Two or three years ago, we called Kazakhstan a paradise of the mining industry because of the stable political environment and stable electricity, said Liu.

He said that we will keep a part of Hashrate in Kazakhstan and will move some to other countries.

The criptocurrency is mined by powerful computers that compete against others to solve complex mathematical puzzles. The process guzzles electricity and is often powered by fossil fuels.

Kazakhstan became the world's No. After a crackdown on the industry by Beijing, a 2 centre for digital currency mining in the United States last year attracted an influx of miners and data centre bookings from the former world leader China. In August, Kazakhstan was responsible for 18% of the global hashrate jargon for the amount of computing power used by computers connected to the bitcoin network. In April, that was up from 8% before Chinese miners shifted machines and bought capacity at Kazakh data centres.

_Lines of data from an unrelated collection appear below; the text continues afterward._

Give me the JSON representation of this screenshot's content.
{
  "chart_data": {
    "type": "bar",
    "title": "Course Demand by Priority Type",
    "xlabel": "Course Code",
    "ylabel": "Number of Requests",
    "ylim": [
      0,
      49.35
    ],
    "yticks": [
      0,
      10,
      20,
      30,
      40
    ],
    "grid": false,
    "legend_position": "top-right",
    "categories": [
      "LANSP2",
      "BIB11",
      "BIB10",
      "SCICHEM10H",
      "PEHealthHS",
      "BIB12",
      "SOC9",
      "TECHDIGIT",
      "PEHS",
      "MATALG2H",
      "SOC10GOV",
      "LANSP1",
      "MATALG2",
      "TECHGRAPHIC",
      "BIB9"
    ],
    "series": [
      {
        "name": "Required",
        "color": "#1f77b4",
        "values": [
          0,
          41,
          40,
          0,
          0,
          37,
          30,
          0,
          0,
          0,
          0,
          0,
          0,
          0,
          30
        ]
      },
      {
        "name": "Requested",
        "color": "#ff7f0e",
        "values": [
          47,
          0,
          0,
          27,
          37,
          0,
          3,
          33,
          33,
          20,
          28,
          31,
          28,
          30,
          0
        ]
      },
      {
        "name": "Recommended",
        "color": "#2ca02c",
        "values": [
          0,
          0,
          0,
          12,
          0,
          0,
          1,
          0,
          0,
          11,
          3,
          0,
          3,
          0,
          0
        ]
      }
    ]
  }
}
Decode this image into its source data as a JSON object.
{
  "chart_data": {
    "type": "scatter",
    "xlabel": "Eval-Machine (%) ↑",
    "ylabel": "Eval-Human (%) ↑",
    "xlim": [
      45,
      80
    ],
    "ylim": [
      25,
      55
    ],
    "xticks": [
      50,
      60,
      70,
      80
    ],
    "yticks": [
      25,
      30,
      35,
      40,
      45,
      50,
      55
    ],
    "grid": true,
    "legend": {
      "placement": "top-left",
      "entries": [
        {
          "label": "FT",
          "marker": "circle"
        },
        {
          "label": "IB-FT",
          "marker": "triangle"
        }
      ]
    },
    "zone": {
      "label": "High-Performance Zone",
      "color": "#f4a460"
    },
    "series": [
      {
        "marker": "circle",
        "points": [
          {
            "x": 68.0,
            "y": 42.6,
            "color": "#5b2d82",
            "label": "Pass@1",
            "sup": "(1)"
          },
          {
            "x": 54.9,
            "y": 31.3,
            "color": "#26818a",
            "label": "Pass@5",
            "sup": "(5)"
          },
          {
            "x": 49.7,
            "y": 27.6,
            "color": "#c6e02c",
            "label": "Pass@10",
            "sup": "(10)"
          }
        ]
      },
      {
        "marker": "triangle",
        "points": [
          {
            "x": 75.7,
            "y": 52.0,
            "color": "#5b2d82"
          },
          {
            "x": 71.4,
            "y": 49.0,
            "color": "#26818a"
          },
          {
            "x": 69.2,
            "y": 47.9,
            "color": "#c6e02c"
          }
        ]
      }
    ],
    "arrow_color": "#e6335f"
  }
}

Kazakhstan's changin farms are mostly powered by aging coal plants which are a headache for authorities as they try to decarbonise the economy. Power-hungry miners have forced the former Soviet state to import electricity and ration domestic supplies.

The government is looking at how to tax and regulate the largely underground and foreign-owned industry. It said last year it planned to crack down on unregistered grey miners, who it estimates might be consuming twice as much power as the white or officially registered ones. Din-Mukhammed Matkenov, co-founder of BTC KZ, said an influx of Chinese miners had worsened problems for domestic miners by gobbling up power. He said that clients could move to Russia and the United States.

Matkenov said that the development and stability of the mining industry in Kazakhstan is in danger, and that the firm has three data centres in Ekibastuz, a city in northern Kazakhstan, running over 30,000 mining rigs. He said that the patchy power supply has complicated the company's business.

It is very hard to predict the profits to pay for the electricity bill and salaries. At the moment we are close to being bankrupt and clients are trying to find other countries where they can move to with a more stable government ruling. The low taxes, labour costs and equipment in Kazakhstan still offer advantages, the four miners said. Matkenov said power costs a minimum of $0.03 - $0.04 per kilowatt, similar to the United States and lower than $0.05 in Russia.

In Kazakhstan, there is an ease of doing business that allows well-capitalised projects to deploy much faster than would be possible in the West, said Mike Cohen of Canada-based miner Pow.re.

Those willing to establish operations in the region have a greater tolerance for geopolitical risk and are not put off by fossil fuel-based energy sources.